No one pays much of a price for failing to move forward on free trade, at least not right away. It will not do much harm to the US economy or to the economies of Latin America. The costs are mostly in missed opportunities. US leadership on trade and economic issues in the hemisphere has visibly diminished. A parallel trend appears to be the declining priority many Latin American countries are giving to free trade and economic integration.
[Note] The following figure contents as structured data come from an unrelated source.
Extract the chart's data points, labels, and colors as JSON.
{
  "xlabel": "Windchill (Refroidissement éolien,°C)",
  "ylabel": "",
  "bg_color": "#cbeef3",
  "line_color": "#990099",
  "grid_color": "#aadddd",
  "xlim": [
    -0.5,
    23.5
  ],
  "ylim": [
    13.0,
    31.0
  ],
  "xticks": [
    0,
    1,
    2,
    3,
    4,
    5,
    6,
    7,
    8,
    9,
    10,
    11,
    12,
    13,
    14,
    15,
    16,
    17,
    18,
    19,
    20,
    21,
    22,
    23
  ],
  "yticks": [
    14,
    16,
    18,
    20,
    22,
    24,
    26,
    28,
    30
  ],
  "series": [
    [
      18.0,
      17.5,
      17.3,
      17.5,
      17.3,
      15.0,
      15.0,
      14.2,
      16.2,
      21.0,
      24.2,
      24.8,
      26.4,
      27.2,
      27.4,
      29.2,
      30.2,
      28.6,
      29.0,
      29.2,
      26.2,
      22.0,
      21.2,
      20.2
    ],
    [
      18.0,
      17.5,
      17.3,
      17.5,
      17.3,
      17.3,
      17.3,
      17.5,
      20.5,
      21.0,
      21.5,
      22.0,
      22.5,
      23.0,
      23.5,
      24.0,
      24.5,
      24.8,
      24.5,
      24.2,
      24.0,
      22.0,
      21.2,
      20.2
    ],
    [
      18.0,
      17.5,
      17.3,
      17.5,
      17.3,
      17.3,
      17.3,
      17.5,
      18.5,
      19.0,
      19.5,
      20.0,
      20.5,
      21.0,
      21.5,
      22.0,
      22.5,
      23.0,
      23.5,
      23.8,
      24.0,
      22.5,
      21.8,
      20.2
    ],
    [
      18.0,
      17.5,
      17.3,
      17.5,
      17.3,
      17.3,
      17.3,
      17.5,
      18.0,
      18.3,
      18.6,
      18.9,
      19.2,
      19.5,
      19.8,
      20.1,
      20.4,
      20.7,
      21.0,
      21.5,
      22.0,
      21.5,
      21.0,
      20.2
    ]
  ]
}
Governments in the region have been actively negotiating their own trade arrangements and have succeeded in boosting intraregional commerce, but market access to the US is what most propels their interest in free trade.

The good news is that the factors preventing Congress and the White House from agreeing on fast-track negotiating authority may be transitory:

* Ideological differences over how to deal with labor and environmental issues in fast-track legislation were heightened, first, by the unusually extreme partisanship that characterized US politics this year, and then by the start of the presidential campaign. Finding compromise on these issues should be easier after next November's elections.

* Mexico's year-long economic crisis, which erupted just two weeks after the summit, was an unexpected reversal. It reignited the contentious US debate over NAFTA and free trade generally - and NAFTA, Mexico, and, by extension, the rest of Latin America all became increasingly seen as political liabilities by members of both parties. The best guess is that the Mexican economy will have substantially recovered by the end of next year.

* At present, Chile is the only serious candidate for incorporation into an expanded NAFTA, or for any free-trade arrangement with the US. Although it is extraordinarily vibrant, the Chilean economy is small and distant. In the next year or so, other countries of the region should be able and willing to begin pursuing free-trade talks - including Brazil and Argentina, South America's two largest economies. This will create a far stronger and more active constituency within the US business community for free trade with Latin America.

Ideally, the president and Congress would find a way to compromise so fast track could be authorized soon and negotiations started with Chile. But that is not very likely before next year's presidential elections. In the interim, the Clinton administration could seek to improve bilateral trade relations in the region, while consistently reaffirming its commitment to the longer-term goal of free trade and broader economic cooperation.